Monday, Nov. 24, 1958

The White Knight

Over the hammering of the rain on the tin roof of a tobacco shed, the burly, shaggy-browed six-footer boomed into a microphone: "I know that the African National Congress is saying. 'Freedom at any price!' This is an emotional appeal to a not-so-advanced people. I hope those who talk this way realize what would become of the ordinary black man in this country." The speaker: Sir Roy Welensky, 51, Prime Minister of Britain's Central Africa Federation, stumping for his party just before last week's national election. In the shed's semidarkness, 400 white voters roared their approval, but in the back 200 Negroes sat in stony silence.
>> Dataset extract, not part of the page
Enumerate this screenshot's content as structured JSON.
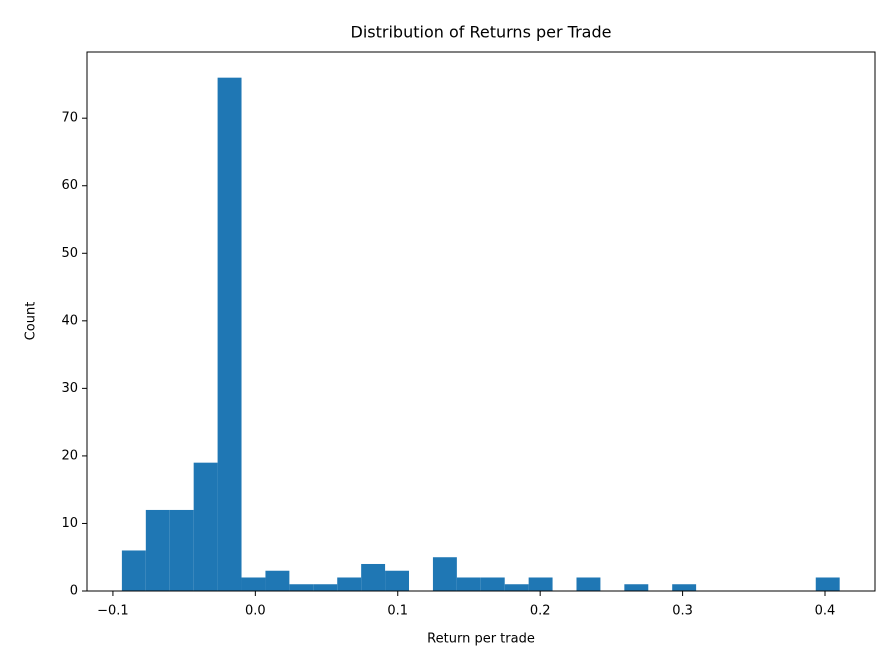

The richest slice of Africa over which Britain still has a measure of control, the federation, which is larger than Britain, France, Holland and Germany combined, was founded in 1953 by welding the protectorates of Nyasaland and Northern Rhodesia to the self-governing colony of Southern Rhodesia. The Central Africa Federation (pop. 7,450,000) is the world's second largest exporter of copper, fourth largest of tobacco--a land dotted with modern cities and rich in asbestos, coal, lithium, chrome and cobalt. But in the stretch of the Zambesi River Valley, soon to be flooded by the Kariba Dam, the Stone Age Tonga tribe still wear porcupine quills in their noses, and in Northern Rhodesia, Barotseland is regularly plagued by gruesome ritual murders. In the whole federation there are only four Negro physicians and three Negro lawyers, among 7,100,000 blacks. Ever since the federation was formed, the cry of more and more blacks has been "Kwaca!" (dawn, meaning beginning of freedom).

"I'll Agitate Until . . ." It is in Nyasaland, the poorest region of all, that the cry is loudest. Though the Nyasas benefit most from the federation (for every pound sterling they pay to the central government, they get back two in subsidies), they look with horror at the example of more prosperous Southern Rhodesia, where a kind of apartheid exists and the blacks are plagued by pass laws. curfews, and even segregated phone booths. Stirring up the Nyasas' restiveness is Dr. Hastings K. Banda, the prosperous physician who returned last summer from a self-imposed exile in London to campaign for freedom (TIME, July 21). He has addressed scores of mass meetings, has stubbornly refused to talk things over with Welensky, has stuck to his simple goal of removing Nyasaland from the federation entirely. "I'll agitate," says he, "until they send me to prison. I'm quite ready for Makarios' old room in the Seychelles. It's empty."

When Sir Roy became Prime Minister in 1956, he alarmed some extremist whites by his announced policy of slowly working for the "racial partnership" that the federal constitution calls for. His enthusiasm for partnership has slowed even more after riots in Nyasaland, train derailings in Northern Rhodesia, and Mau Mau-type cattle slashings in piotest against a government campaign for vaccination. A self-educated man who started out as a prizefighter and locomotive engineer, blunt, sophisticated Sir Roy has gradually stiffened his attitude toward racial partnership until he has become a sort of White Knight of the white man's cause. Though he wants the federation to be independent within the British Commonwealth by 1960, he also wants the government to rest in "civilized hands."*He detests the starry-eyed idealists in the Colonial Office who seem to have "a color complex in reverse--the assumption that the white man can do no right. It is high time," says he, "that the white man in Africa be given a little more credit for what he has done."

"I Don't Accept . . ." On the surface, the election--the second in the federation's history--was to have been a boon to the Negroes: their representation in the expanded 59-man Legislative Assembly was up from six to twelve. But the whole machinery of registration was weighted against them. To qualify for the general roll to elect all candidates, including Europeans, a voter had to have an income of $148 a month, and few blacks come near to making even a third of that. A new special roll for black candidates requires only $35 a month, but special voters could choose only Africans, and these were to be elected only by a combination of the two rolls.

In Nyasaland the boycott of the election was so nearly complete that only 15 special voters signed up. Southern Rhodesia had 625, Northern Rhodesia only 53. As a result, Welensky's United Federal Party gobbled up 46 out of 59 seats; the idealistic Constitution Party, which plumped for racial equality, got none--might just as well have stayed home. The only other party to gain was the Dominion Party, which got 35% of the vote, and nine seats, on a platform not much different from the racist doctrine of South Africa. By their standard, Sir Roy is a liberal.

With his victory behind him, Sir Roy announced that he would soon head for London to secure independence in 1960. But he also had some other significant business to transact with the Colonial Office: to present the case of the whites against appointing two Negroes to his Cabinet, as London wants. "My position," said he, "is very clear. I don't accept the thesis that only an African should be concerned with African affairs."

*A variation on Empire Builder Cecil Rhodes's famed formula, "Equal rights for every civilized man," which held out the promise of eventual rights for Negroes with 1) literacy, 2) property.